Inglaterra lideró el camino con espías femeninas al establecer el Ejecutivo de Operaciones Especiales en 1940. El SOE construyó una red de resistencia en Europa para dedicarse al espionaje y el sabotaje. Muchas mujeres fueron reclutadas y se convirtieron en espías. Se creía que las mujeres eran menos visibles y tenían menos probabilidades de ser detenidas e interrogadas. Agentes del SOE trabajaban con éxito en Francia como mensajeras y operadoras de radio.

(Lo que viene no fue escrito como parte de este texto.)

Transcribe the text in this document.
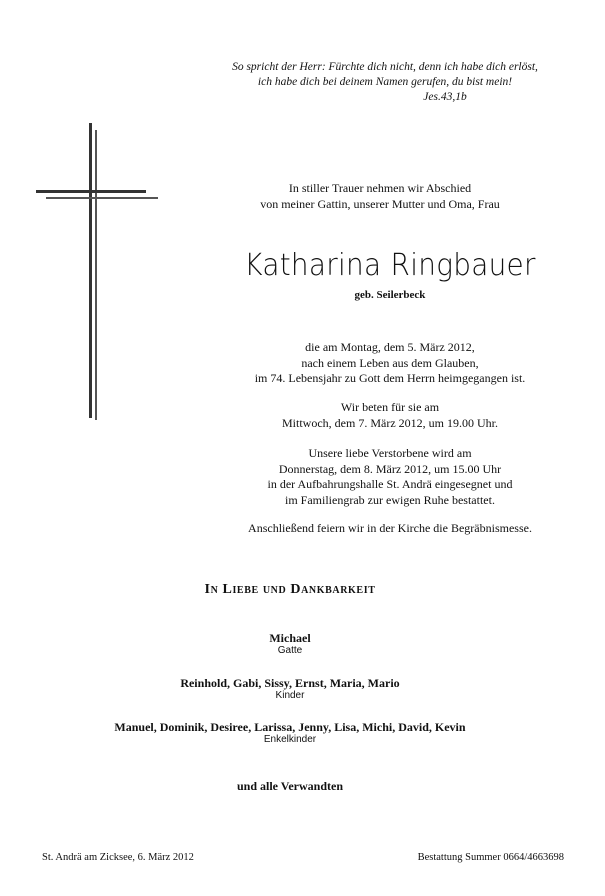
So spricht der Herr: Fürchte dich nicht, denn ich habe dich erlöst,
ich habe dich bei deinem Namen gerufen, du bist mein!
Jes.43,1b
In stiller Trauer nehmen wir Abschied
von meiner Gattin, unserer Mutter und Oma, Frau
Katharina Ringbauer
geb. Seilerbeck
die am Montag, dem 5. März 2012,
nach einem Leben aus dem Glauben,
im 74. Lebensjahr zu Gott dem Herrn heimgegangen ist.
Wir beten für sie am
Mittwoch, dem 7. März 2012, um 19.00 Uhr.
Unsere liebe Verstorbene wird am
Donnerstag, dem 8. März 2012, um 15.00 Uhr
in der Aufbahrungshalle St. Andrä eingesegnet und
im Familiengrab zur ewigen Ruhe bestattet.
Anschließend feiern wir in der Kirche die Begräbnismesse.
In Liebe und Dankbarkeit
Michael
Gatte
Reinhold, Gabi, Sissy, Ernst, Maria, Mario
Kinder
Manuel, Dominik, Desiree, Larissa, Jenny, Lisa, Michi, David, Kevin
Enkelkinder
und alle Verwandten
St. Andrä am Zicksee, 6. März 2012	Bestattung Summer 0664/4663698
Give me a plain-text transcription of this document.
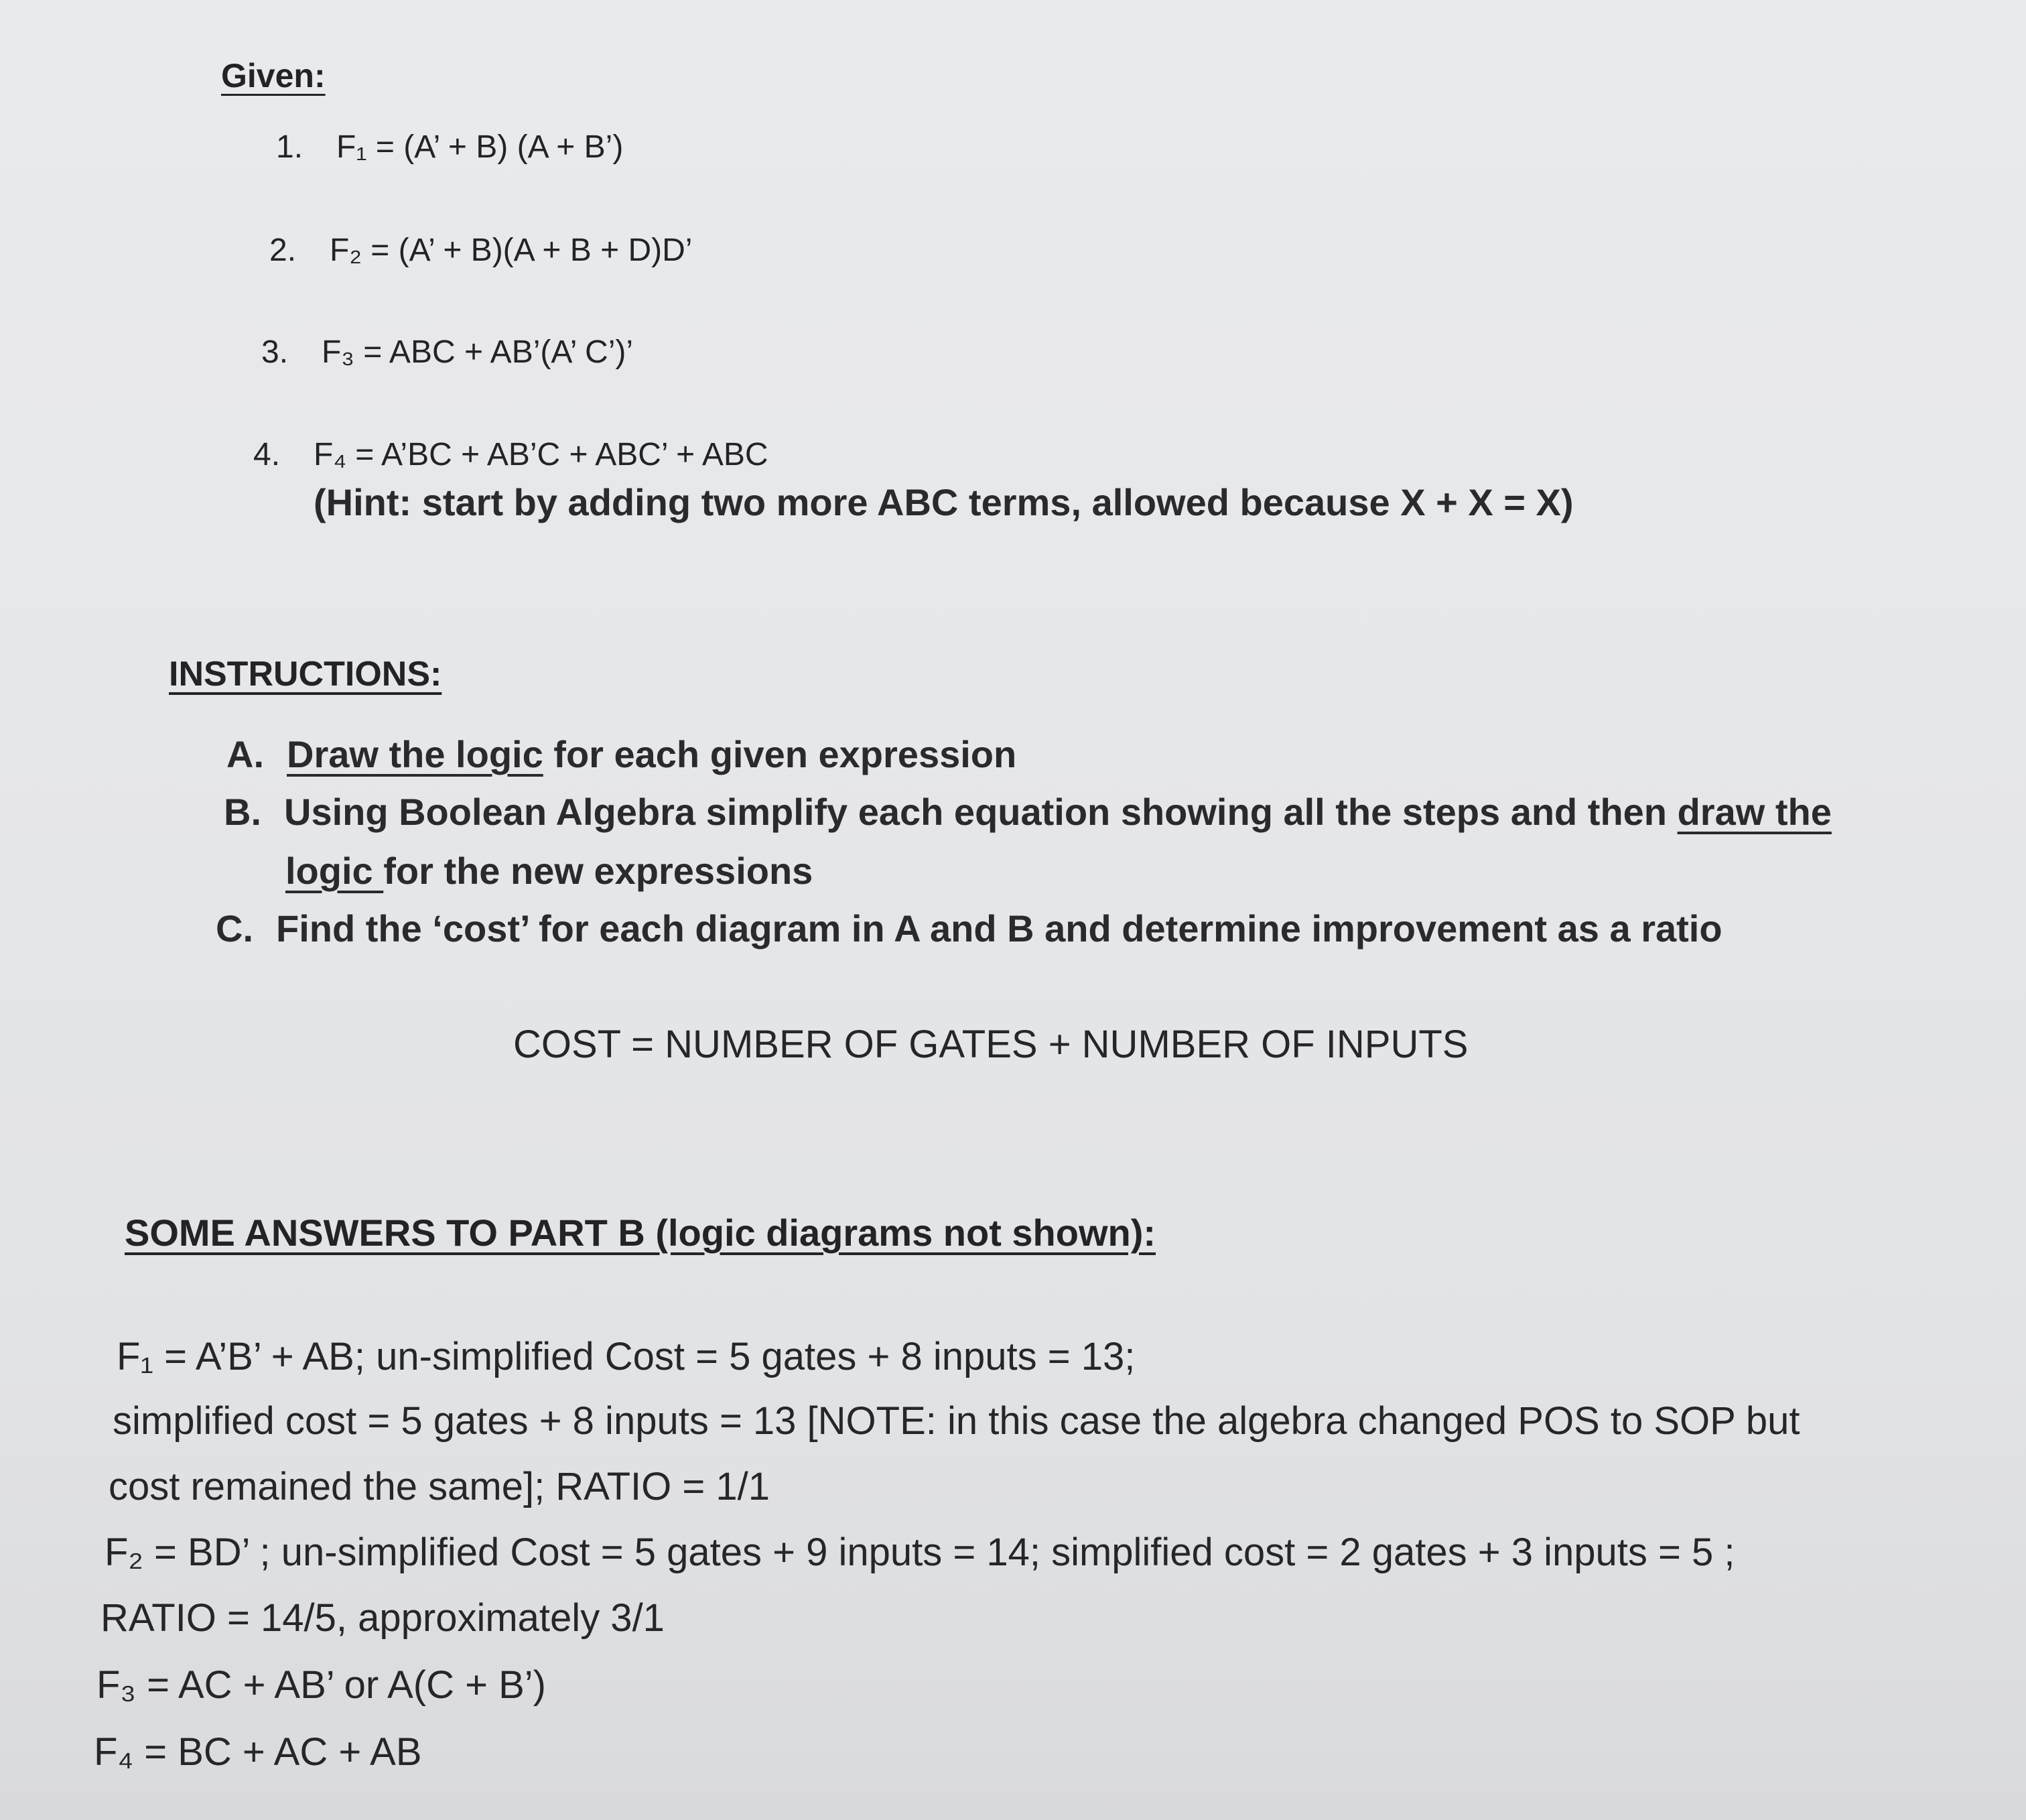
Given:
1. F₁ = (A’ + B) (A + B’)
2. F₂ = (A’ + B)(A + B + D)D’
3. F₃ = ABC + AB’(A’ C’)’
4. F₄ = A’BC + AB’C + ABC’ + ABC
(Hint: start by adding two more ABC terms, allowed because X + X = X)
INSTRUCTIONS:
A. Draw the logic for each given expression
B. Using Boolean Algebra simplify each equation showing all the steps and then draw the
logic for the new expressions
C. Find the ‘cost’ for each diagram in A and B and determine improvement as a ratio
COST = NUMBER OF GATES + NUMBER OF INPUTS
SOME ANSWERS TO PART B (logic diagrams not shown):
F₁ = A’B’ + AB; un-simplified Cost = 5 gates + 8 inputs = 13;
simplified cost = 5 gates + 8 inputs = 13 [NOTE: in this case the algebra changed POS to SOP but
cost remained the same]; RATIO = 1/1
F₂ = BD’ ; un-simplified Cost = 5 gates + 9 inputs = 14; simplified cost = 2 gates + 3 inputs = 5 ;
RATIO = 14/5, approximately 3/1
F₃ = AC + AB’ or A(C + B’)
F₄ = BC + AC + AB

En 1942, Estados Unidos estableció la Oficina de Servicios Estratégicos (OSS) como la primera agencia de inteligencia estadounidense independiente. El propósito de la OSS era recopilar inteligencia y realizar espionaje. Gracias al éxito de las empleadas de inteligencia en la SOE, se reclutaron discretamente mujeres para procesar transmisiones ultrasecretas desde el campo y participar en otros asuntos de inteligencia clasificada. Un pequeño número de agentes de élite fueron enviadas al extranjero para trabajar en el campo, y muchas de ellas se formaron en las escuelas de inteligencia de la SOE. Quizás la empleada más famosa de la OSS fue Julia McWilliams, quien ascendió de secretaria a oficial superior de inteligencia. Durante un puesto en el extranjero en Ceilán, conoció a su compañero, el agente Paul Child. Ambos acabaron casándose, y Julia alcanzó fama internacional como chef.
Más allá de estos puestos oficiales de espionaje, numerosas mujeres de todo el mundo se unieron a movimientos de resistencia. Participaron con valentía en operaciones encubiertas, como espiar, transportar armas y suministros, y ayudar a escapar a la población. Las mujeres desempeñaron un papel vital en el éxito de los Aliados, tanto oficial como extraoficialmente.